As British Chancellor of the Exchequer Gordon Brown sees it, it's as easy as a little accounting change by the International Monetary Fund (IMF), the Washington-based organization that's bankrolled by rich countries and facilitates poor-country loans. The IMF has one of the largest stashes of gold in the world, some 103 million ounces. It currently values this gold at the 1971 price of $40 per ounce. But today's market value is about $400 per ounce. Revaluing the gold and selling a portion of it would give the IMF an extra $42 billion to work with, according to its website.
As for the rest of the needed funds, Britain advocates that rich nations step up unilaterally - as it has - to fill the gap.

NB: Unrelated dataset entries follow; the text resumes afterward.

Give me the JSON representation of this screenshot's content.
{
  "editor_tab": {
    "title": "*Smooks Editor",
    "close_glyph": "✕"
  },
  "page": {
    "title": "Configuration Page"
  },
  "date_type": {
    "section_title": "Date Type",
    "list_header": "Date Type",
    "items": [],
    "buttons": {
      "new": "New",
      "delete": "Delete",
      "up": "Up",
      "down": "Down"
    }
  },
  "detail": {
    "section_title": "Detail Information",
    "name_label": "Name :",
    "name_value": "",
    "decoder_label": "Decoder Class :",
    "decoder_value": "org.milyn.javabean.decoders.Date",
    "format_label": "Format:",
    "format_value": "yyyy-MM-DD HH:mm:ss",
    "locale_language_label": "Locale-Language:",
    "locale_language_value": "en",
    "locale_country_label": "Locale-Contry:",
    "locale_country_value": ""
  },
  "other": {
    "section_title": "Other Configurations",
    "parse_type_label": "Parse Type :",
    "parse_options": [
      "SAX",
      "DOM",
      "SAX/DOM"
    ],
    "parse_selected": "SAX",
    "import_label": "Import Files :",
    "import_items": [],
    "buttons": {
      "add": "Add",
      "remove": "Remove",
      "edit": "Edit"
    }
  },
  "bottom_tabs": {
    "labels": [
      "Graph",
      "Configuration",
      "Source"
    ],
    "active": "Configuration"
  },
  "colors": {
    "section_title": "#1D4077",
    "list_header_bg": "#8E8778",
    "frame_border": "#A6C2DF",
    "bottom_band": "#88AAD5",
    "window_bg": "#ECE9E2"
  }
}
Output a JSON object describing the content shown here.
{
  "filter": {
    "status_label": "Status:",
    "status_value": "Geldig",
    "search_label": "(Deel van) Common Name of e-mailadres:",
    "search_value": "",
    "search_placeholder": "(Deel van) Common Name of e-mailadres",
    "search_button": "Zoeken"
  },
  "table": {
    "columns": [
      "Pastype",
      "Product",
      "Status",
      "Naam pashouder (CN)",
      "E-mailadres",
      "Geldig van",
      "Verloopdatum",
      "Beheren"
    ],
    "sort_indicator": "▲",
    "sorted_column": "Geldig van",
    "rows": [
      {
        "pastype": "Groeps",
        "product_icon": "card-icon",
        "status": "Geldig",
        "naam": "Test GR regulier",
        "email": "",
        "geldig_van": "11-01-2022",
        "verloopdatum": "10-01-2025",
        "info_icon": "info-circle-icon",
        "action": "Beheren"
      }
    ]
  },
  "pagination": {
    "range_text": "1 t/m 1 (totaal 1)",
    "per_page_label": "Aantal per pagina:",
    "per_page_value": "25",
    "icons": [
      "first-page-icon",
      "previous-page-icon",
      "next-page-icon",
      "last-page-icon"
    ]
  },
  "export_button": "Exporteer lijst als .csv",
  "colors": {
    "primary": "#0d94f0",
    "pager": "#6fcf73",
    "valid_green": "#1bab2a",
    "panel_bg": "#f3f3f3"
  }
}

That's where it's currently at odds with the US, which prefers that the IMF use its own funds - including money coming in from loan repayments - to fund the cancelation. "The Bush administration is quite keen on multilateral solutions when it comes to spending money on poor nations," notes John Williamson, a senior fellow at the Institute for International Economics in Washington. Critics, including Europeans, worry that this will eventually impoverish the IMF and impair its future ability to help poor nations.
The Bush team is reportedly also pushing for all future IMF money to be given out in the form of grants, not loans. This would, the logic goes, mean poor countries wouldn't have to worry about loan repayment. But Europeans are resisting the idea, because over the long term it risks shrinking the IMF's ability to give out funds. If it doesn't have loan money being repaid, it won't have money to give.
Regardless of what form it takes - and who pays for it - most observers figure some form of major debt cancelation is coming. Britain is expected to champion the cause when it assumes the presidency of the G-7 in 2005. And with an Iraq-debt deal still being worked out, the US is likely to continue pushing for poor-nation debt action, too.
Given how debt is dragging down poor nations' poverty-fighting efforts, and how much political will is behind cancelation now, Mr. Williamson says: "Something extra will have to be done."